To close out the training, we ended day three with a qualifying 50-round course of fire “test” so-to-speak. Maybe a challenge is a better term. There were 13-time based drills that tested our speed and accuracy at different distances that incorporated many of the techniques we learned over the course of the training. While I didn’t do as well as I would have liked, I pushed myself out of my comfort zone and came away with a positive experience.

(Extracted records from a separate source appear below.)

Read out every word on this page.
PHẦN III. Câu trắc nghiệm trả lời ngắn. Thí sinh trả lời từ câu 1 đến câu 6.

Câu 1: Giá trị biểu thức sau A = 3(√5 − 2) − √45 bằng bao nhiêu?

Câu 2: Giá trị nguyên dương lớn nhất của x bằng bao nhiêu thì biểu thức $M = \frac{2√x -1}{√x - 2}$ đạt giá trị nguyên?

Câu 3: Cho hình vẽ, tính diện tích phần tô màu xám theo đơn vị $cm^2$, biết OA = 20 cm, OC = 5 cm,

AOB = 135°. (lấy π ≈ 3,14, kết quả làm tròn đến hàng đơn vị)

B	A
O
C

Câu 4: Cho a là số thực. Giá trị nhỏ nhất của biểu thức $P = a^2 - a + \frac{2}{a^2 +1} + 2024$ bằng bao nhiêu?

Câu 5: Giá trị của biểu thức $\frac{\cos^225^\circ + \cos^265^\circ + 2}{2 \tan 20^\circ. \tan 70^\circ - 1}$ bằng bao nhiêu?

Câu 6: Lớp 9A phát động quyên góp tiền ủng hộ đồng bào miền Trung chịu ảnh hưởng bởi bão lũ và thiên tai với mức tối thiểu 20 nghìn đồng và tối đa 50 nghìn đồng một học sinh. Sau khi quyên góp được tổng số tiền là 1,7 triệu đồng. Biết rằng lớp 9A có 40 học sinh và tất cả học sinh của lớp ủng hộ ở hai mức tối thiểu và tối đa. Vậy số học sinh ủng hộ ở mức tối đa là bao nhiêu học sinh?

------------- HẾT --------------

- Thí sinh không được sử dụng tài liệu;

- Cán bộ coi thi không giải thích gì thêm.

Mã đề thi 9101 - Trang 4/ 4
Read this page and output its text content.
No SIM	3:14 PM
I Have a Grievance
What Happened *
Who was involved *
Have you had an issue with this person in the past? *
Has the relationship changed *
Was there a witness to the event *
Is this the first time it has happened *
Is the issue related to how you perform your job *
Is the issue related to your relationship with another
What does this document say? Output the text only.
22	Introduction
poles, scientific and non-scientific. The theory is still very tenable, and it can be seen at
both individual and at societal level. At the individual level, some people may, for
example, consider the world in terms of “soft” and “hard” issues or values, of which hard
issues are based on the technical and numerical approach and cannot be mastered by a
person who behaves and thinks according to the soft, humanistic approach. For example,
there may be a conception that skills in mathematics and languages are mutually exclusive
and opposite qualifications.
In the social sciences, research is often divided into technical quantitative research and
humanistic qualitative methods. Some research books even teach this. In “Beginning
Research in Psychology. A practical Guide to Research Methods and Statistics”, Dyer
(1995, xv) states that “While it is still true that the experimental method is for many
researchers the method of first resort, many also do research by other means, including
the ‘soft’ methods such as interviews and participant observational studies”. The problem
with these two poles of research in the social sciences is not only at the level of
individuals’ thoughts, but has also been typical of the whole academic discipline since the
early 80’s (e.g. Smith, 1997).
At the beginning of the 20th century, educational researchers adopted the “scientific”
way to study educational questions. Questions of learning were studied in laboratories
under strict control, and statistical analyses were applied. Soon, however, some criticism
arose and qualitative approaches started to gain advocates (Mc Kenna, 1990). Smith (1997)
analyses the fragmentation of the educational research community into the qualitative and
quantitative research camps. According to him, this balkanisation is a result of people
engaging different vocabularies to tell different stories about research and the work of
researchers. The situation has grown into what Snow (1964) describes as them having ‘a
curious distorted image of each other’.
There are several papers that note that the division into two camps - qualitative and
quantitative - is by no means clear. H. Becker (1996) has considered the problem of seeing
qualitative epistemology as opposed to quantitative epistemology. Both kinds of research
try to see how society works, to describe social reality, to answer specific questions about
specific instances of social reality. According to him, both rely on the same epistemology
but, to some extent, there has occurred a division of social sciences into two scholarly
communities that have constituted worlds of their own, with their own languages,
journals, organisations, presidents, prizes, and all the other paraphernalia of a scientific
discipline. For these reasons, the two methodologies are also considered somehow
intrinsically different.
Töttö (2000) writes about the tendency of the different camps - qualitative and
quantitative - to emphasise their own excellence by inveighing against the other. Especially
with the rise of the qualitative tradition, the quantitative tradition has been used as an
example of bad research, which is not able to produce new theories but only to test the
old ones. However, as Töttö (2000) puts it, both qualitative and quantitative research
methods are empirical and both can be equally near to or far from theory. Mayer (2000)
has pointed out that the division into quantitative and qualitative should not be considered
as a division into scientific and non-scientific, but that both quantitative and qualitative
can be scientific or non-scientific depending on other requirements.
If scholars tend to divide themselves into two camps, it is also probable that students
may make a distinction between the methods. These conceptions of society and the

In all honesty, I was a bit nervous going into this training because it was deemed ‘intermediate’ and I know that I’m not an intermediate level shooter. I still have some issues that I’m working through to improve my target placement. My groupings are usually good but not where they need to be. It was great to have the instructors provide me with tips that I was able to apply immediately and can practice on my own. But it was not only the instructors that were helpful to all of us, we were all helpful to each other. What I love about training together like this is that everyone has a technique that works for them for a specific skill. Being able to have someone else articulate how I need to adjust something with my grip, trigger pull, or sight alignment was invaluable. For so long, I kept making adjustments during my own training that never really seemed to pay off. So while I didn’t necessarily have bad habits ingrained, I do have areas that need improvement.
This class pushed me and took me out of my comfort zone. I think that is important for personal growth. You have to be constantly learning and pushing yourself. I have takeaways that I can apply to my own training and I feel that’s what a good training course will provide. Getting good reps in but also showing you where you need to improve. I’m excited and eager to work on my shooting and take my training to the next level.
It was a great three days with a great group of women. We supported each other, motivated, uplifted and pushed each other to do better, laughed, and all around had a great time. I got see to old friends and make new ones. I'm so thankful for the opportunity to train with these instructors and with these women at my side. One of my goals this year is to get back and focus on my training. These last few months when I didn't get to the range as much really showed. Having the mindset and positive attitude when the shots don't seem to be going where I want is part of progressing. Having opportunities to train with instructors and more experienced shooters offer an invaluable fresh perspective. Training is such an important part of this lifestyle and I hope that you also challenge yourself this year to become a better shooter.